BANGKOK, 8 maggio 2008 (IPS) – Il ciclone Nargis, il più grave disastro naturale della Birmania a memoria d’uomo, ha consolidato nel paese l’immagine della giunta militare come forza interessata unicamente a perpetuare il controllo del potere, trascurando la popolazione che finge di proteggere.

In cerca di cibo a Rangoon colpita dal ciclone Nargis
Mizzima News

Secondo le stime ufficiali, Nargis ha provocato la morte di oltre 30 mila persone, 40 mila sono disperse e oltre un milione i senzatetto. Ma più che dei soccorsi, il governo sembra preoccupato del referendum che dovrebbe prolungare la sua stretta sul paese.

La sola concessione a un popolo che cerca di riprendersi dalla devastazione causata dal ciclone, è lo spostamento della data delle elezioni, programmate per il 10 maggio e rinviate al 25 maggio in alcune delle aree più colpite, come Rangoon e il Delta dell’Irrawaddy.

A Rangoon, vecchia capitale, la gente inizia a manifestare la rabbia per l’indifferenza delle autorità di fronte al disastro.

”Dov’erano (i militari) quando ne avevamo bisogno, per pulire le strade, offrirci acqua e un rifugio, e per proteggerci mentre la tempesta ci colpiva”, ha detto una casalinga birmana di mezza età all’IPS, chiedendo l’anonimato. “Hanno impiegato un solo giorno per reprimere la protesta dei monaci (a settembre), ma a quattro giorni dal ciclone non si sono ancora visti”, ha aggiunto la donna con rabbia.

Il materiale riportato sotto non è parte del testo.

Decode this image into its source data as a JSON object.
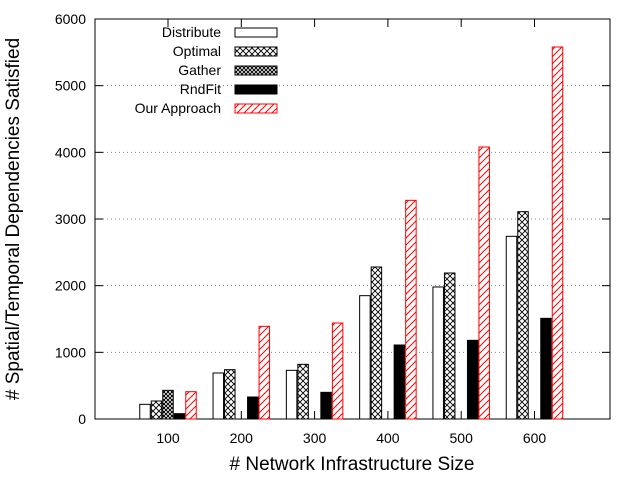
{
  "chart_data": {
    "type": "bar",
    "title": "",
    "xlabel": "# Network Infrastructure Size",
    "ylabel": "# Spatial/Temporal Dependencies Satisfied",
    "categories": [
      "100",
      "200",
      "300",
      "400",
      "500",
      "600"
    ],
    "ylim": [
      0,
      6000
    ],
    "yticks": [
      0,
      1000,
      2000,
      3000,
      4000,
      5000,
      6000
    ],
    "grid": "horizontal-dotted",
    "legend_position": "top-left",
    "series": [
      {
        "name": "Distribute",
        "values": [
          220,
          690,
          730,
          1850,
          1980,
          2740
        ],
        "pattern": "white-solid",
        "color": "#000000"
      },
      {
        "name": "Optimal",
        "values": [
          270,
          740,
          820,
          2280,
          2190,
          3110
        ],
        "pattern": "crosshatch",
        "color": "#000000"
      },
      {
        "name": "Gather",
        "values": [
          430,
          0,
          0,
          0,
          0,
          0
        ],
        "pattern": "dense-crosshatch",
        "color": "#000000"
      },
      {
        "name": "RndFit",
        "values": [
          80,
          330,
          400,
          1110,
          1180,
          1510
        ],
        "pattern": "solid-black",
        "color": "#000000"
      },
      {
        "name": "Our Approach",
        "values": [
          410,
          1390,
          1440,
          3280,
          4080,
          5580
        ],
        "pattern": "diagonal-hatch",
        "color": "#ff0000"
      }
    ]
  }
}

A Rangoon, la maggior parte della gente la pensa allo stesso modo, dicono all’IPS diplomatici e giornalisti che vivono qui. “Sono stati i monaci a condurre le operazioni di pulizia”, ha detto un anziano impiegato statale in pensione. “Che Dio li benedica”.

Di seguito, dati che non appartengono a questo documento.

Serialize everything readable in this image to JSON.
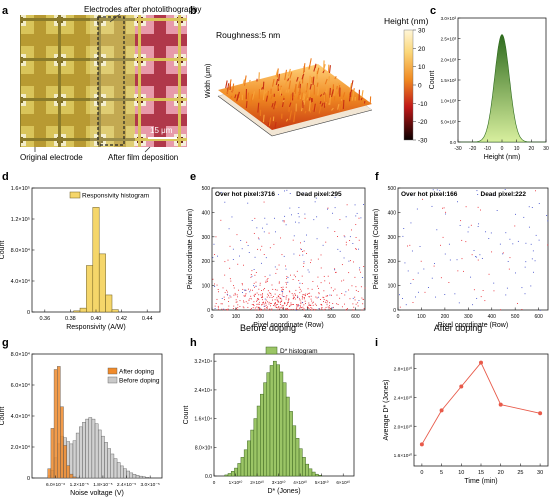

Le immagini di soldati che rimuovono gli alberi caduti e puliscono le strade di Rangoon sulla televisione di stato hanno sollevato la rabbia di molti in città. “È pura propaganda, ben lontana dalla verità”, ha scritto via mail un giornalista birmano, chiedendo l’anonimato nel timore di ritorsioni. “Perché le televisioni straniere trasmettono quelle immagini? La propaganda del governo birmano è una vera disgrazia per il giornalismo”, ha inveito l’uomo.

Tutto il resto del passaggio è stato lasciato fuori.